Come dice Mauro Biglino, la Bibbia non parla di Dio, ma di altri esseri.

Il conflitto tra Israele e Palestina non è solo politico.
È più profondo: è religioso, identitario, esistenziale.
E come ogni guerra che tocca il sacro, è pericolosa.

Perché quando si combatte “in nome di Dio”,
si smette di ascoltare la voce di Dio,
quella che dice: non uccidere.

Questa non è più solo una guerra tra due popoli.
È diventata una ferita ereditata nei cuori.

Ogni bambino che nasce sotto le bombe
cresce già col nemico negli occhi.
Ogni madre che perde un figlio
non potrà più vedere l’altro lato come umano.

Per questo nessun accordo tecnico potrà bastare.

Serve qualcosa di più:
un miracolo di coscienza collettiva.

Serve un intervento internazionale, sì,
ma non armato,
non schierato,
non ideologico.

Serve una presenza imparziale, compassionevole,
che dica: basta uccidere in nome del passato.
Cominciamo a costruire il futuro.

Perché se non lo faremo,
questa guerra non finirà nemmeno quando finiranno le armi.
Sopravvivrà nei cuori dei nipoti,
nelle paure, nel rancore,
nel vuoto lasciato da una giustizia mai arrivata.

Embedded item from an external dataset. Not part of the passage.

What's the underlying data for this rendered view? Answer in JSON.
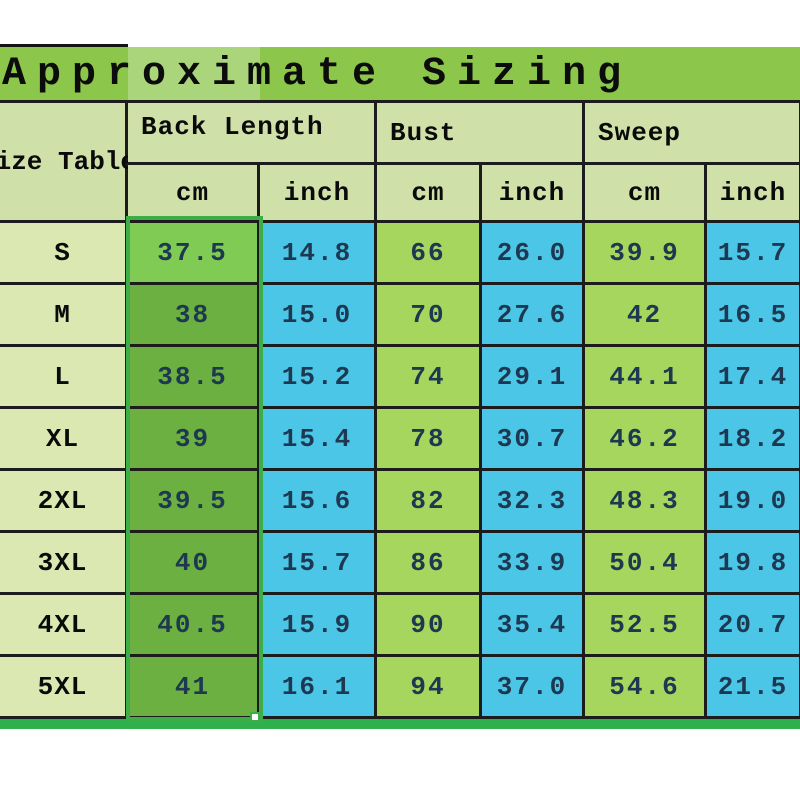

Questa guerra è radicata in un conflitto identitario profondo, che supera il presente.

E sì:
se l’Occidente non interverrà con imparzialità e vera umanità,
questa ferita continuerà a trasmettersi come un trauma collettivo,
di generazione in generazione.

Per israeliani.
Per palestinesi.
E per tutto il mondo:
per chi ha guardato, e per chi è complice.